Grinspoon described delta-8 as about half as potent as marijuana. But because of the lack of research into delta-8’s possible benefits and the absence of regulation, he would not recommend his patients use it. If it were regulated like Massachusetts’ medical and recreational marijuana programs, he said, harmful contaminants could be flagged or removed.
Delta-8 has “incredible potential as a therapeutic” because it has many of the same benefits as marijuana, minus some of the intoxication, said Hudalla. “But delta-8, like unicorns, doesn’t exist. What does exist in the market is synthetic mixtures of unknown garbage.”
Justin Journay, owner of the delta-8 brand 3Chi, is skeptical of the concerns about the products. He started the company in 2018 after hemp oil provided relief for his shoulder pain. He soon started wondering what other cannabinoids in hemp could do. “‘There’s got to be some gold in those hills,’” Journay recalled thinking. He said his Indiana-based company now has more than 300 employees and sponsors a NASCAR team.
When asked about the FDA’s reports of bad reactions, Journay said: “There are risks with THC. There absolutely are. There are risks with cheeseburgers.”
He attributes the side effects to taking too much. “We say, ‘Start low.’ You can always take more,” Journay said.
Journay said that he understands concerns about contaminants in delta-8 products and that his company was conducting tests to identify the tiny portion of substances that remain unknown, which he asserts are cannabinoids from the plant.

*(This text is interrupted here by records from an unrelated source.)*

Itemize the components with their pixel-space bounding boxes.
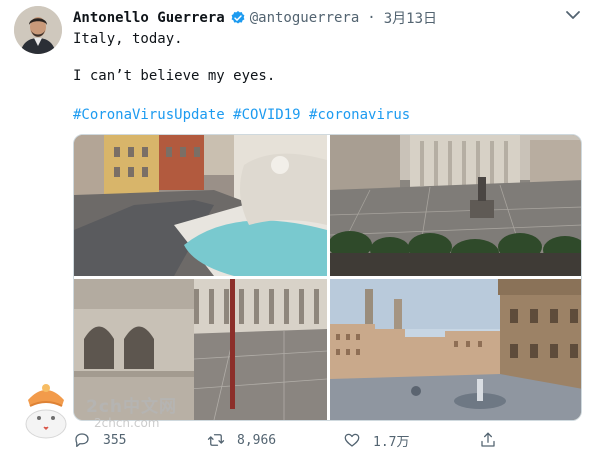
like-button[interactable]: 1.7万 bbox=[343, 428, 409, 452]
heart-icon bbox=[344, 433, 360, 447]
hashtag-link[interactable]: #CoronaVirusUpdate bbox=[73, 107, 225, 123]
avatar[interactable] bbox=[14, 6, 62, 54]
site-watermark: 2ch中文网 2chcn.com bbox=[22, 380, 192, 442]
author-name[interactable]: Antonello Guerrera bbox=[73, 10, 225, 26]
chevron-down-icon[interactable] bbox=[564, 8, 582, 22]
photo-florence-piazza-della-signoria[interactable] bbox=[330, 279, 581, 420]
watermark-text: 2ch中文网 bbox=[86, 397, 178, 417]
media-grid bbox=[73, 134, 582, 421]
photo-milan-duomo-square[interactable] bbox=[330, 135, 581, 276]
verified-badge-icon bbox=[231, 11, 245, 24]
tweet-text-line: Italy, today. bbox=[73, 31, 183, 47]
hashtag-row: #CoronaVirusUpdate #COVID19 #coronavirus bbox=[73, 107, 410, 123]
tweet-date[interactable]: 3月13日 bbox=[384, 8, 437, 28]
watermark-subtext: 2chcn.com bbox=[94, 416, 160, 430]
hashtag-link[interactable]: #coronavirus bbox=[309, 107, 410, 123]
tweet-header: Antonello Guerrera @antoguerrera · 3月13日 bbox=[73, 8, 437, 28]
separator-dot: · bbox=[367, 10, 376, 26]
photo-trevi-fountain[interactable] bbox=[74, 135, 327, 276]
retweet-button[interactable]: 8,966 bbox=[207, 428, 276, 452]
retweet-icon bbox=[207, 434, 225, 446]
author-handle[interactable]: @antoguerrera bbox=[250, 10, 360, 26]
mascot-logo bbox=[25, 384, 67, 439]
hashtag-link[interactable]: #COVID19 bbox=[233, 107, 300, 123]
tweet-text-line: I can’t believe my eyes. bbox=[73, 68, 276, 84]
share-button[interactable] bbox=[479, 428, 509, 452]
tweet[interactable]: Antonello Guerrera @antoguerrera · 3月13日… bbox=[0, 0, 593, 462]
retweet-count: 8,966 bbox=[237, 432, 277, 448]
share-icon bbox=[481, 432, 495, 447]
like-count: 1.7万 bbox=[373, 434, 410, 450]
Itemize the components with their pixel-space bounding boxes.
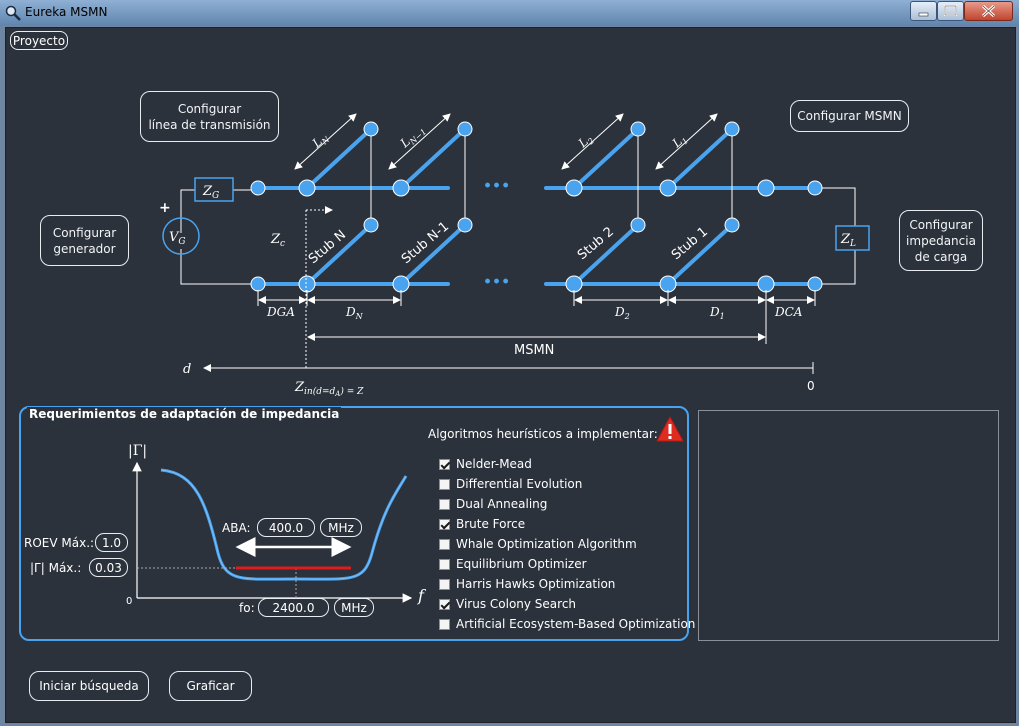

Journay said the analysis found that only 0.4% of the oil contained unknown compounds. “How can they then definitively say that compound isn’t natural when they don’t even know what it is?” he said in an email.
“The vast majority of negative information out there and the push to make delta-8 illegal is coming from the marijuana industries,” Journay said. “It’s cutting into their profit margins, which is funny that the marijuana guys would all of a sudden be for prohibition.”
Still, the bans might not be working fully. In New York, which banned delta-8 in 2021, Lindsey said, it’s available at any bodega.
Max Barber, a writer and editor in Minneapolis, remains interested in delta-8 despite his state’s restrictions. Even though he could likely obtain a medical marijuana prescription because he has an anxiety disorder and chronic sleep problems, he hasn’t pursued it because pot made his anxiety worse. He used CBD oil but found the effects inconsistent. In March 2021, he tried a 10-milligram delta-8 gummy.
“It got me pretty high, which I don’t enjoy,” he said.
Then he found what he considers the right dosage for him: one-third of a gummy, which he takes in the evening. He said he now gets between six and eight hours of sleep each night, has less anxiety, and is better able to focus. “I have become kind of an evangelist for delta-8 for everyone I know who has sleep problems,” said Barber, who bought enough gummies to last for months after the new law went into effect.
Lindsey, of the Marijuana Policy Project, isn’t so sure that would matter. When he first learned of delta-8’s growing popularity in 2021, he thought it would go the way of drugs like K2 or Spice that he said fall between the regulatory rules long enough to get on shelves before eventually getting shut down.
“That didn’t materialize,” said Lindsey. “The more that we understand about that plant, the more of these different cannabinoids are going to come out.” And that, he said, will in turn spur interest from consumers and businesses.